Activity staying in pending

Some activity got stuck(scheduled but not started) when I executed workflow.
My worker was alive and had no error but the matching service had some logs at that time:

{"level":"info","ts":"2023-07-15T19:29:12.986Z","msg":"history client encountered error","service":"matching","error":"Activity task already started.","service-error-type":"serviceerror.TaskAlreadyStarted","logging-call-at":"metric_client.go:90"}
{"level":"info","ts":"2023-07-15T16:33:55.400Z","msg":"history client encountered error","service":"matching","error":"Activity task already started.","service-error-type":"serviceerror.TaskAlreadyStarted","logging-call-at":"metric_client.go:90"}

Here is the screenshot:




The server version is 1.20.3.
The java-sdk version is 1.20.0.

It doesn’t recur steadily, but it does happen.

What are the activity timeouts?

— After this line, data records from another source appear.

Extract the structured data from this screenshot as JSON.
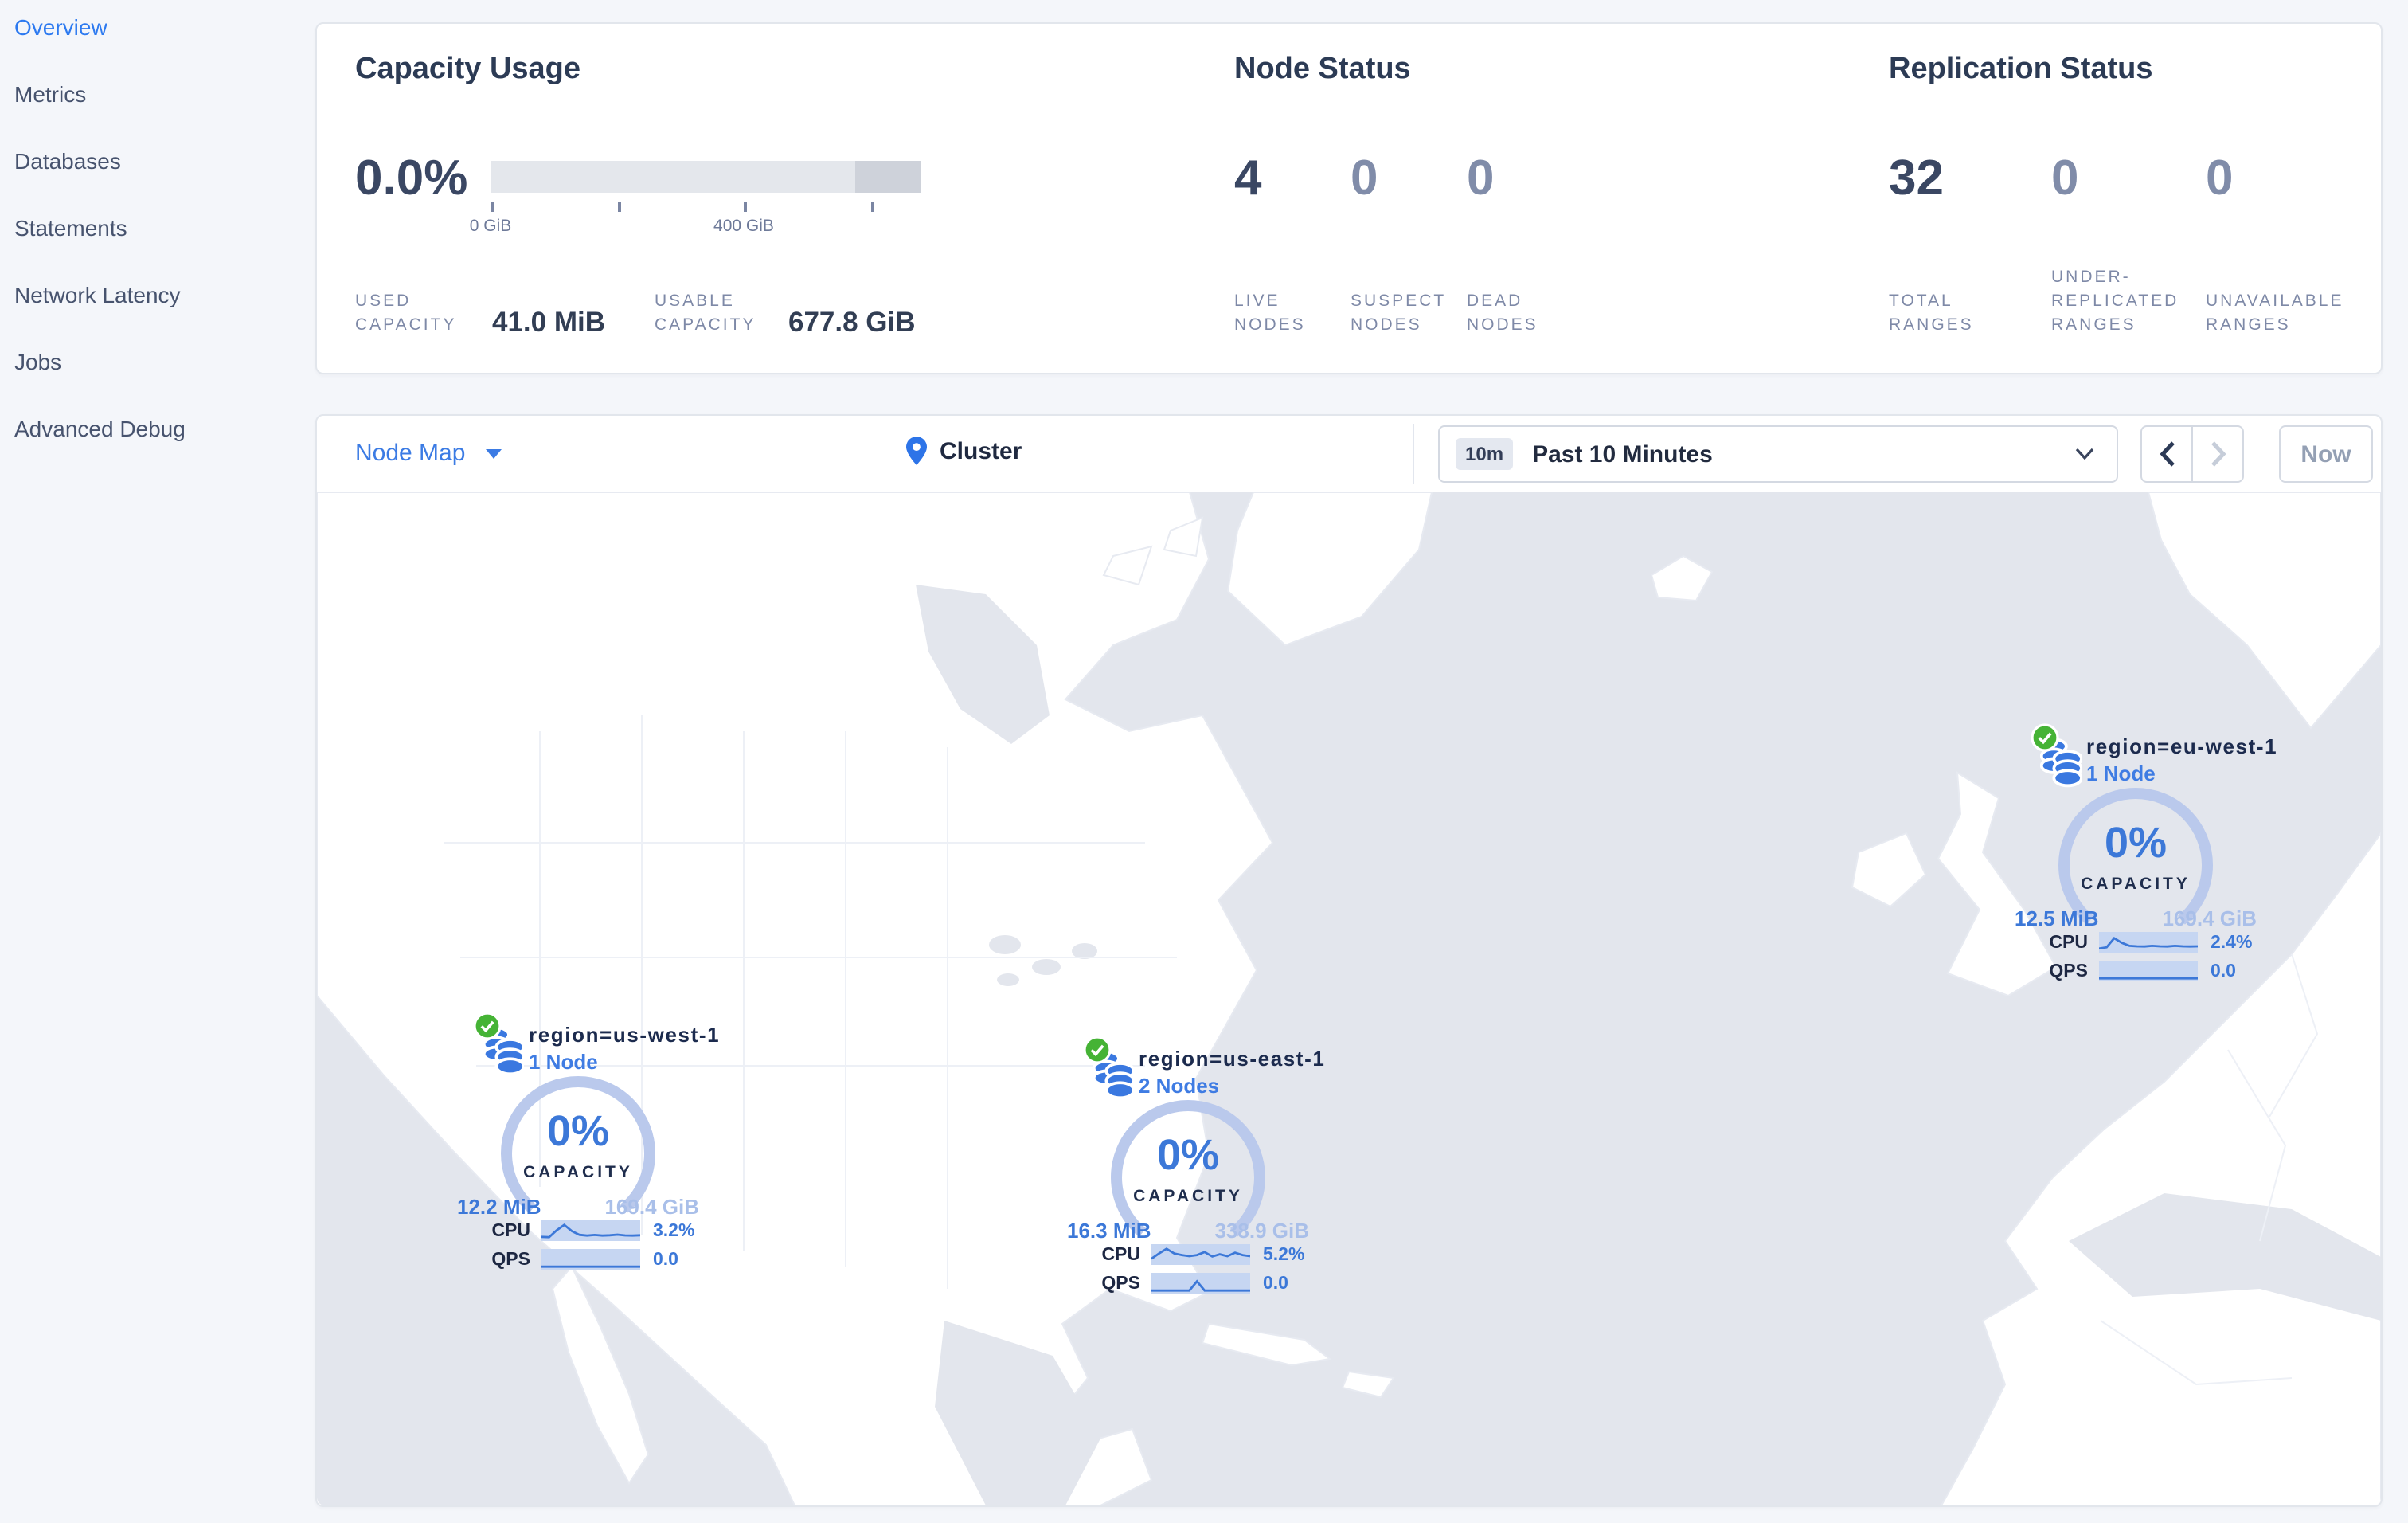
{
  "sidebar": {
    "items": [
      {
        "label": "Overview",
        "active": true
      },
      {
        "label": "Metrics"
      },
      {
        "label": "Databases"
      },
      {
        "label": "Statements"
      },
      {
        "label": "Network Latency"
      },
      {
        "label": "Jobs"
      },
      {
        "label": "Advanced Debug"
      }
    ]
  },
  "summary": {
    "capacity": {
      "title": "Capacity Usage",
      "percent": "0.0%",
      "axis": {
        "tick_start": "0 GiB",
        "tick_mid": "400 GiB"
      },
      "used": {
        "label": "USED CAPACITY",
        "value": "41.0 MiB"
      },
      "usable": {
        "label": "USABLE CAPACITY",
        "value": "677.8 GiB"
      }
    },
    "nodes": {
      "title": "Node Status",
      "stats": [
        {
          "value": "4",
          "label": "LIVE NODES"
        },
        {
          "value": "0",
          "label": "SUSPECT NODES"
        },
        {
          "value": "0",
          "label": "DEAD NODES"
        }
      ]
    },
    "replication": {
      "title": "Replication Status",
      "stats": [
        {
          "value": "32",
          "label": "TOTAL RANGES"
        },
        {
          "value": "0",
          "label": "UNDER-REPLICATED RANGES"
        },
        {
          "value": "0",
          "label": "UNAVAILABLE RANGES"
        }
      ]
    }
  },
  "toolbar": {
    "view": "Node Map",
    "breadcrumb": "Cluster",
    "time_badge": "10m",
    "time_label": "Past 10 Minutes",
    "now_label": "Now"
  },
  "colors": {
    "accent_blue": "#3c78d8",
    "link_blue": "#2d7af0",
    "gauge_ring": "#bac9ec",
    "ocean": "#e3e6ed",
    "land": "#ffffff",
    "status_green": "#45b335"
  },
  "map": {
    "regions": [
      {
        "name": "region=us-west-1",
        "nodes": "1 Node",
        "percent": "0%",
        "capacity_label": "CAPACITY",
        "used": "12.2 MiB",
        "capacity": "169.4 GiB",
        "cpu_label": "CPU",
        "cpu_value": "3.2%",
        "qps_label": "QPS",
        "qps_value": "0.0",
        "cpu_spark": [
          1.2,
          1.0,
          5.5,
          9.0,
          5.0,
          2.5,
          2.0,
          2.4,
          2.0,
          2.2,
          2.6,
          2.1,
          2.0,
          2.2
        ],
        "qps_spark": [
          0.4,
          0.4,
          0.4,
          0.4,
          0.4,
          0.4,
          0.4,
          0.4,
          0.4,
          0.4,
          0.4,
          0.4,
          0.4,
          0.4
        ]
      },
      {
        "name": "region=us-east-1",
        "nodes": "2 Nodes",
        "percent": "0%",
        "capacity_label": "CAPACITY",
        "used": "16.3 MiB",
        "capacity": "338.9 GiB",
        "cpu_label": "CPU",
        "cpu_value": "5.2%",
        "qps_label": "QPS",
        "qps_value": "0.0",
        "cpu_spark": [
          2.5,
          6.0,
          9.0,
          6.0,
          5.0,
          4.2,
          5.0,
          7.0,
          4.0,
          5.5,
          4.2,
          6.5,
          5.0,
          4.2
        ],
        "qps_spark": [
          0.4,
          0.4,
          0.4,
          0.4,
          0.4,
          0.4,
          6.5,
          0.4,
          0.4,
          0.4,
          0.4,
          0.4,
          0.4,
          0.4
        ]
      },
      {
        "name": "region=eu-west-1",
        "nodes": "1 Node",
        "percent": "0%",
        "capacity_label": "CAPACITY",
        "used": "12.5 MiB",
        "capacity": "169.4 GiB",
        "cpu_label": "CPU",
        "cpu_value": "2.4%",
        "qps_label": "QPS",
        "qps_value": "0.0",
        "cpu_spark": [
          1.2,
          2.0,
          8.0,
          5.0,
          3.0,
          2.6,
          2.5,
          3.0,
          2.6,
          2.5,
          3.0,
          2.6,
          2.5,
          2.6
        ],
        "qps_spark": [
          0.4,
          0.4,
          0.4,
          0.4,
          0.4,
          0.4,
          0.4,
          0.4,
          0.4,
          0.4,
          0.4,
          0.4,
          0.4,
          0.4
        ]
      }
    ]
  }
}
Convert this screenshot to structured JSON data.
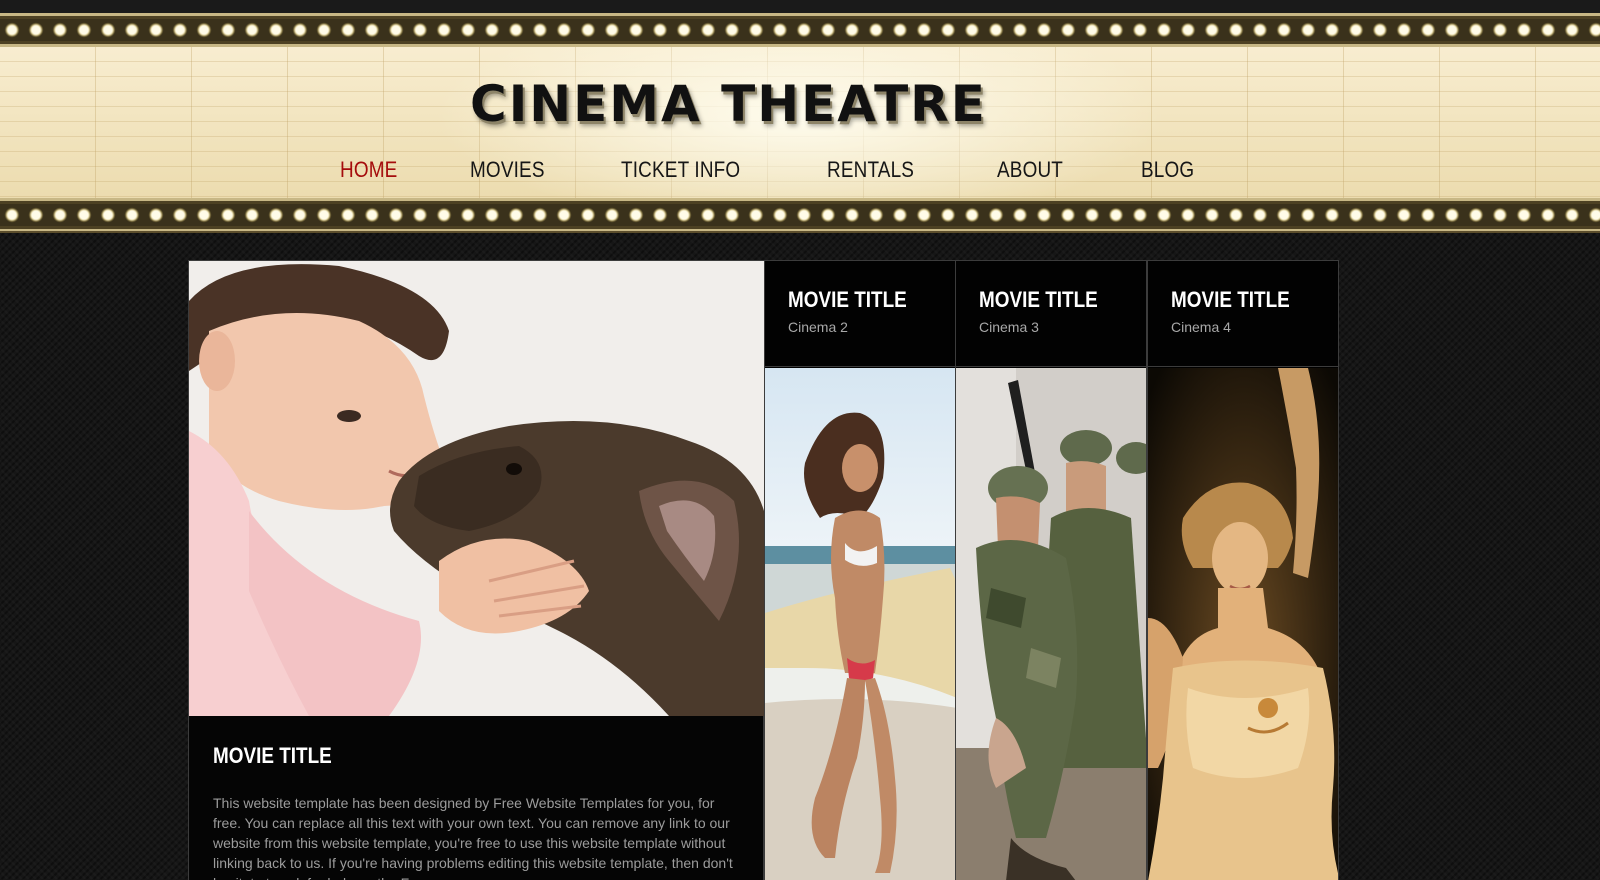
{
  "site": {
    "title": "CINEMA THEATRE"
  },
  "nav": {
    "items": [
      {
        "label": "HOME",
        "active": true
      },
      {
        "label": "MOVIES",
        "active": false
      },
      {
        "label": "TICKET INFO",
        "active": false
      },
      {
        "label": "RENTALS",
        "active": false
      },
      {
        "label": "ABOUT",
        "active": false
      },
      {
        "label": "BLOG",
        "active": false
      }
    ]
  },
  "feature": {
    "title": "MOVIE TITLE",
    "text": "This website template has been designed by Free Website Templates for you, for free. You can replace all this text with your own text. You can remove any link to our website from this website template, you're free to use this website template without linking back to us. If you're having problems editing this website template, then don't hesitate to ask for help on the Forums."
  },
  "cinemas": [
    {
      "title": "MOVIE TITLE",
      "subtitle": "Cinema 2"
    },
    {
      "title": "MOVIE TITLE",
      "subtitle": "Cinema 3"
    },
    {
      "title": "MOVIE TITLE",
      "subtitle": "Cinema 4"
    }
  ],
  "colors": {
    "nav_active": "#a50c0c",
    "page_background": "#161616",
    "marquee": "#f4e7c4"
  }
}
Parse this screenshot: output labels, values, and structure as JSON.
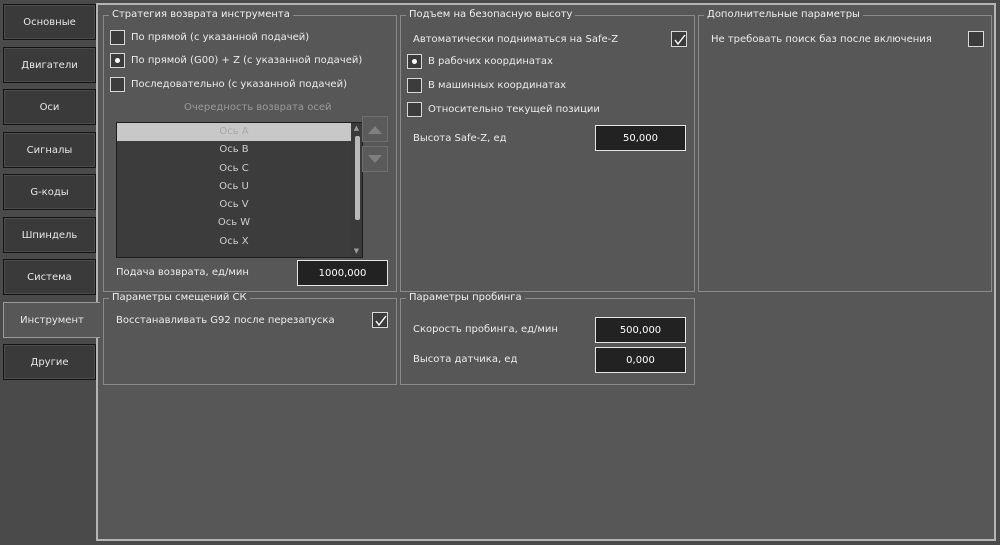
{
  "sidebar": {
    "items": [
      {
        "label": "Основные"
      },
      {
        "label": "Двигатели"
      },
      {
        "label": "Оси"
      },
      {
        "label": "Сигналы"
      },
      {
        "label": "G-коды"
      },
      {
        "label": "Шпиндель"
      },
      {
        "label": "Система"
      },
      {
        "label": "Инструмент"
      },
      {
        "label": "Другие"
      }
    ],
    "active": "Инструмент"
  },
  "tool_return": {
    "title": "Стратегия возврата инструмента",
    "options": [
      {
        "label": "По прямой (с указанной подачей)",
        "selected": false
      },
      {
        "label": "По прямой (G00) + Z (с указанной подачей)",
        "selected": true
      },
      {
        "label": "Последовательно (с указанной подачей)",
        "selected": false
      }
    ],
    "axis_order_label": "Очередность возврата осей",
    "axes": [
      "Ось A",
      "Ось B",
      "Ось C",
      "Ось U",
      "Ось V",
      "Ось W",
      "Ось X"
    ],
    "selected_axis": "Ось A",
    "feed_label": "Подача возврата, ед/мин",
    "feed_value": "1000,000"
  },
  "safe_height": {
    "title": "Подъем на безопасную высоту",
    "auto_label": "Автоматически подниматься на Safe-Z",
    "auto_checked": true,
    "coord_options": [
      {
        "label": "В рабочих координатах",
        "selected": true
      },
      {
        "label": "В машинных координатах",
        "selected": false
      },
      {
        "label": "Относительно текущей позиции",
        "selected": false
      }
    ],
    "safez_label": "Высота Safe-Z, ед",
    "safez_value": "50,000"
  },
  "extra": {
    "title": "Дополнительные параметры",
    "nobase_label": "Не требовать поиск баз после включения",
    "nobase_checked": false
  },
  "offsets": {
    "title": "Параметры смещений СК",
    "restore_label": "Восстанавливать G92 после перезапуска",
    "restore_checked": true
  },
  "probing": {
    "title": "Параметры пробинга",
    "speed_label": "Скорость пробинга, ед/мин",
    "speed_value": "500,000",
    "height_label": "Высота датчика, ед",
    "height_value": "0,000"
  },
  "colors": {
    "background": "#4a4a4a",
    "panel": "#575757",
    "input_bg": "#222222",
    "selected_row": "#c8c8c8"
  }
}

My guess is that timeout is too high and it was never retried because of this.

The activity StartToCloseTimeout is 1 day , ScheduleToStartTimeout and ScheduleToCloseTimeout is not set.
Should I set ScheduleToCloseTimeout to a small time to avoid this situation?
If so, what is the root cause of the activity not start?

So on any intermittent failure, it will take 1 day to detect this and retry. Is this activity indeed can run up to a day? Then you have to set a much shorter heartbeat timeout and call heartbeat from the activity periodically.

Because my activity contains user-defined waiting, the shortest may be a few seconds, and the longest may be 30 minutes.
So even if you set StartToCloseTimeout to 30 minutes, it is still too long to retry with this time.
I can set the ScheduleToStartTimeout to 10 seconds, but the maximum number of retries must be 1, because this activity is currently not idempotent.
I want to know in this setting, if the ScheduleToStartTimeout is reached, will the activity retry ignoring the maximum number of attempts?

I can be sure that that activity does not reach my activity code (but other acitivity in parallel executes fine), because the initial log is not printed.

How can I find out where the failure is and avoid it?
If not even if some failure occurs, how to terminate immediately instead of waiting?

In the case of an activity that can potentially run for a long time use heartbeating to detect failures faster. I wouldn’t use ScheduleToStart in this case.